Received 14 May 2015; Revised 15 July 2015; Accepted 16 July 2015

Academic Editor: Javier González Gallego

Copyright © 2015 Adil F. Wali et al. This is an open access article distributed under the Creative Commons Attribution License, which permits unrestricted use, distribution, and reproduction in any medium, provided the original work is properly cited.

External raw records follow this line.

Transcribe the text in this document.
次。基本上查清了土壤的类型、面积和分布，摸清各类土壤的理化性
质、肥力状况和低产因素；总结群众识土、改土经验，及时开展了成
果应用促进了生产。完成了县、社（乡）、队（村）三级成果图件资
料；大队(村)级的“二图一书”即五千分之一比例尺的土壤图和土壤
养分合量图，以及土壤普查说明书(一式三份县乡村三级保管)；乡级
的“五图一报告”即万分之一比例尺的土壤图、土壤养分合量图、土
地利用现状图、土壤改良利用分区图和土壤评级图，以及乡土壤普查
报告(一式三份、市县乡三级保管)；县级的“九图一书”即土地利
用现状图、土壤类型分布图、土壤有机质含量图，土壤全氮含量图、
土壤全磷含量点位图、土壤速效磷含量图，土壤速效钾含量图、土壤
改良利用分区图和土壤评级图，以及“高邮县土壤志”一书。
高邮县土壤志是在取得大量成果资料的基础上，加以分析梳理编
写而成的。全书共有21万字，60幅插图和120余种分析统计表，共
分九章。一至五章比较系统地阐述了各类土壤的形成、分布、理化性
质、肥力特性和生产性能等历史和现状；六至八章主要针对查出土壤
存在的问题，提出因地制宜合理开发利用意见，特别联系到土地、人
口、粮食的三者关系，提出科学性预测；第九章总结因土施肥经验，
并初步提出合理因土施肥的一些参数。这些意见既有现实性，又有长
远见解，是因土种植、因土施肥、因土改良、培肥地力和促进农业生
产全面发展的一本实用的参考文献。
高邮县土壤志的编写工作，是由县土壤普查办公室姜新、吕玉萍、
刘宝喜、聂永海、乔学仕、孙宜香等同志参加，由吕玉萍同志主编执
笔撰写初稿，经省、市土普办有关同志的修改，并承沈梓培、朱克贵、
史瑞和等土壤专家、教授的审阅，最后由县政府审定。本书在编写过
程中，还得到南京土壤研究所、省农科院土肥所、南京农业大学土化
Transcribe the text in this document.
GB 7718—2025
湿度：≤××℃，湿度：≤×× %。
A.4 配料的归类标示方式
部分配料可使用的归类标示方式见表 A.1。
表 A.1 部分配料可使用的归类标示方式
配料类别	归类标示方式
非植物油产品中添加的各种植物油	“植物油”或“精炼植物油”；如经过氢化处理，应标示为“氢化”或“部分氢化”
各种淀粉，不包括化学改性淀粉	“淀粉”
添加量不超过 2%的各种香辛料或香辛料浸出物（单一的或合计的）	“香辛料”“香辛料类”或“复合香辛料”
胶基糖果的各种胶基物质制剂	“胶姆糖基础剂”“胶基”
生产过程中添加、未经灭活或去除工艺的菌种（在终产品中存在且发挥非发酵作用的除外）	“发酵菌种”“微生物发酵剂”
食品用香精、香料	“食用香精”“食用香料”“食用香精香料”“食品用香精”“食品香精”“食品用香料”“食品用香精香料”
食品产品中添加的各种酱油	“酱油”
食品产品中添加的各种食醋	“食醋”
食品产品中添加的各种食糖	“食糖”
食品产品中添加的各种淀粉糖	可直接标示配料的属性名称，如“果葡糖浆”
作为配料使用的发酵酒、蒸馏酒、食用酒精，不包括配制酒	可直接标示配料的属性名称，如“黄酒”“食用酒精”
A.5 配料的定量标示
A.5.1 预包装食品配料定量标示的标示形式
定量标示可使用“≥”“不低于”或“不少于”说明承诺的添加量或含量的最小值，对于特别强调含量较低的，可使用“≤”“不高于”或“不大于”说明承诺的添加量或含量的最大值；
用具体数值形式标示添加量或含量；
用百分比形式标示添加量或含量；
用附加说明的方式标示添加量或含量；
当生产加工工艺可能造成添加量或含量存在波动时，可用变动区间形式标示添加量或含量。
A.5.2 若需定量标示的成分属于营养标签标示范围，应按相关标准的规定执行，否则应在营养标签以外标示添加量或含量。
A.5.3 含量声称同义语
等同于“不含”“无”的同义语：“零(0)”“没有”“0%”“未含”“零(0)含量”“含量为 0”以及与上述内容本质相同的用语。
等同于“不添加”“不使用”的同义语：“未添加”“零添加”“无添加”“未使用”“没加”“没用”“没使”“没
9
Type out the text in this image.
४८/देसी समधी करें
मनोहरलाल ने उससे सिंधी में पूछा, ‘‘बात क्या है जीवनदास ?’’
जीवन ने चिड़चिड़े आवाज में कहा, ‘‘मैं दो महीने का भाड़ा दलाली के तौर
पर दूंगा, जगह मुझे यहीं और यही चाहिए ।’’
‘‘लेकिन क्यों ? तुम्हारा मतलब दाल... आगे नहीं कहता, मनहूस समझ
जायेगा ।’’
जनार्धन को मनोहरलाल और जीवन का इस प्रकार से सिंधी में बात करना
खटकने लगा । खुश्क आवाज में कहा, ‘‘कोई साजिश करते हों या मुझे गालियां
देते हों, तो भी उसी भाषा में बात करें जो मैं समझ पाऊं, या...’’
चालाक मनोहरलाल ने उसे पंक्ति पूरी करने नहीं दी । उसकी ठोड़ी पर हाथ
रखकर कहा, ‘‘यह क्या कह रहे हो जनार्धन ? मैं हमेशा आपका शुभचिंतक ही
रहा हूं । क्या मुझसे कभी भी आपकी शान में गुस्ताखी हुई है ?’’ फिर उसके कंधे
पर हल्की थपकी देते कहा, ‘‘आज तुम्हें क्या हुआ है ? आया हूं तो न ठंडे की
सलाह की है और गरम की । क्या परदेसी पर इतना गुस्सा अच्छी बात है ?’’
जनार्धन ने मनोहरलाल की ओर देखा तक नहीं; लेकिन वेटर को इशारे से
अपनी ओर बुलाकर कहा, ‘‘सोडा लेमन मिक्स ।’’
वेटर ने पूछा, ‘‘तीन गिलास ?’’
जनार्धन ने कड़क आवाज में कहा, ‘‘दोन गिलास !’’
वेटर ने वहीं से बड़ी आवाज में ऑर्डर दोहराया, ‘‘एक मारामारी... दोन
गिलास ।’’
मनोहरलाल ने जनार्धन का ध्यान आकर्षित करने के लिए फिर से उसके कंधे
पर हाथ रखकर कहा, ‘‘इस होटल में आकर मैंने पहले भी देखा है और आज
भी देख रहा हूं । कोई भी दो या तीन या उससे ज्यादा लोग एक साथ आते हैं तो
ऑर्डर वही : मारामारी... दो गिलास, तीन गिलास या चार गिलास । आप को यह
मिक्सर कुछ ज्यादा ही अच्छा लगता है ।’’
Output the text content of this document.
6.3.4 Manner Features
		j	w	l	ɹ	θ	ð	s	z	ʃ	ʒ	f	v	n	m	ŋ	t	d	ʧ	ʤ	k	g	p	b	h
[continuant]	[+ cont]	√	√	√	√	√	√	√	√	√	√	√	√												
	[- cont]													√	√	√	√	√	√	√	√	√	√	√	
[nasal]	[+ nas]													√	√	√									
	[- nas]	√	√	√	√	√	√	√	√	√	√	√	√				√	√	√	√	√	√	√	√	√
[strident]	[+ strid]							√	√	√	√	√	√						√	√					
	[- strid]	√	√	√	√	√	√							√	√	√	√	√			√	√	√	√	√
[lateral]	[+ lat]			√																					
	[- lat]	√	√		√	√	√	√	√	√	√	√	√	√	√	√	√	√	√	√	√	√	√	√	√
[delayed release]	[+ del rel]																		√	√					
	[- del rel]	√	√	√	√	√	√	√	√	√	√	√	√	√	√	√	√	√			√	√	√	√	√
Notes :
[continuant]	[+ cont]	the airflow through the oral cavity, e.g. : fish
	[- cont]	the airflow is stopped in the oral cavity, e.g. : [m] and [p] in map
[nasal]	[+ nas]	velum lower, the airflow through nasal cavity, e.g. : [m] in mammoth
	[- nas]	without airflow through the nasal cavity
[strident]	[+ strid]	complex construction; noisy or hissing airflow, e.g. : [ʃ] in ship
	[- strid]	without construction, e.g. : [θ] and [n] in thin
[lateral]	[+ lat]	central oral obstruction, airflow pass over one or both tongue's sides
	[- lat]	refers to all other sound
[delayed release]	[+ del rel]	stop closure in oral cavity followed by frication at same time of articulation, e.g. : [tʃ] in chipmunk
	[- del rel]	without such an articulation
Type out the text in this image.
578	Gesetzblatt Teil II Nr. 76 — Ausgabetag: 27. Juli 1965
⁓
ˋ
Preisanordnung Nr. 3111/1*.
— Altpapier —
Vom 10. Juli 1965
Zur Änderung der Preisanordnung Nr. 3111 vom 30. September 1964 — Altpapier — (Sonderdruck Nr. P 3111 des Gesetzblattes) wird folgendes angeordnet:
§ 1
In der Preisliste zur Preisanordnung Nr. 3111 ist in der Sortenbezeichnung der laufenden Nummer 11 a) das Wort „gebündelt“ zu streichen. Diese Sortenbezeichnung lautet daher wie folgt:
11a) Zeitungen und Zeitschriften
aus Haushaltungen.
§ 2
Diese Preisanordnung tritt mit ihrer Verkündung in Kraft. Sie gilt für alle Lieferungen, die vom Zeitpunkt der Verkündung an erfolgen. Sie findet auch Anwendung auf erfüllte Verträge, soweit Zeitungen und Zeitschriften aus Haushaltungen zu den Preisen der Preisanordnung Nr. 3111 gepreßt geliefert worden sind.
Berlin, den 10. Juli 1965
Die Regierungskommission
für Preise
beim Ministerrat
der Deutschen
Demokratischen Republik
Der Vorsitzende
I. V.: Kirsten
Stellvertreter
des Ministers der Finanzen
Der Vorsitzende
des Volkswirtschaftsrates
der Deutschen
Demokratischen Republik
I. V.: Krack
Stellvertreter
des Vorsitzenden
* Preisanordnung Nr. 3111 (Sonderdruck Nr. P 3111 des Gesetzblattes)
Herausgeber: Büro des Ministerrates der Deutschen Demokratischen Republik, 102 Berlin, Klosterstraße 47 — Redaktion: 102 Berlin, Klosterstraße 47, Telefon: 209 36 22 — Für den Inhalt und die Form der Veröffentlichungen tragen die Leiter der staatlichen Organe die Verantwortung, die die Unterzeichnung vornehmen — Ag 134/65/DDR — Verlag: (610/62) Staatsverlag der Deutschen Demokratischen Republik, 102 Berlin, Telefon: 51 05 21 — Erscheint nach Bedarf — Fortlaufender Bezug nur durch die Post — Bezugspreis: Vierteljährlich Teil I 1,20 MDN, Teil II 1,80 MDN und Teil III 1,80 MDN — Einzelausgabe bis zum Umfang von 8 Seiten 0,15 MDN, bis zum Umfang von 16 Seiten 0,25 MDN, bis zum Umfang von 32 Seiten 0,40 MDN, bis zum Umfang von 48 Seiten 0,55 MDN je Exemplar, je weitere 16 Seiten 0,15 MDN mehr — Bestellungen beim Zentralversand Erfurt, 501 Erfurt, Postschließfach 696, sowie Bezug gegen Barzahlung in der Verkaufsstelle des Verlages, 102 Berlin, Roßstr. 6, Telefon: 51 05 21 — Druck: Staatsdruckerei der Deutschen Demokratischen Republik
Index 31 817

The aim of this study was to examine hepatoprotective effect of ethanolic extract of propolis (KPEt) from Kashmir Himalaya against isoniazid and rifampicin (INH-RIF) induced liver damage in rats. Hepatic cellular injury was initiated by administration of INH-RIF combination (100 mg/kg) intraperitoneal (i.p.) injection for 14 days. We report the protective effects of KPEt against INH-RIF induced liver oxidative stress, inflammation, and enzymatic and nonenzymatic antioxidants. Oral administration of KPEt at both doses (200 and 400 mg/kg body weight) distinctly restricted all modulating oxidative liver injury markers and resulted in the attenuation of INH-RIF arbitrated damage. The free radical scavenging activity of KPEt was evaluated by DPPH, nitric oxide, and superoxide radical scavenging assay. The components present in KPEt identified by ultra high performance liquid chromatography diode array detector time of flight-mass spectroscopy (UHPLC-DAD-QToF-MS) were found to be flavonoids and phenolic acids. The protective efficacy of KPEt is possibly because of free radical scavenging and antioxidant property resulting from the presence of flavonoids and phenolic acids.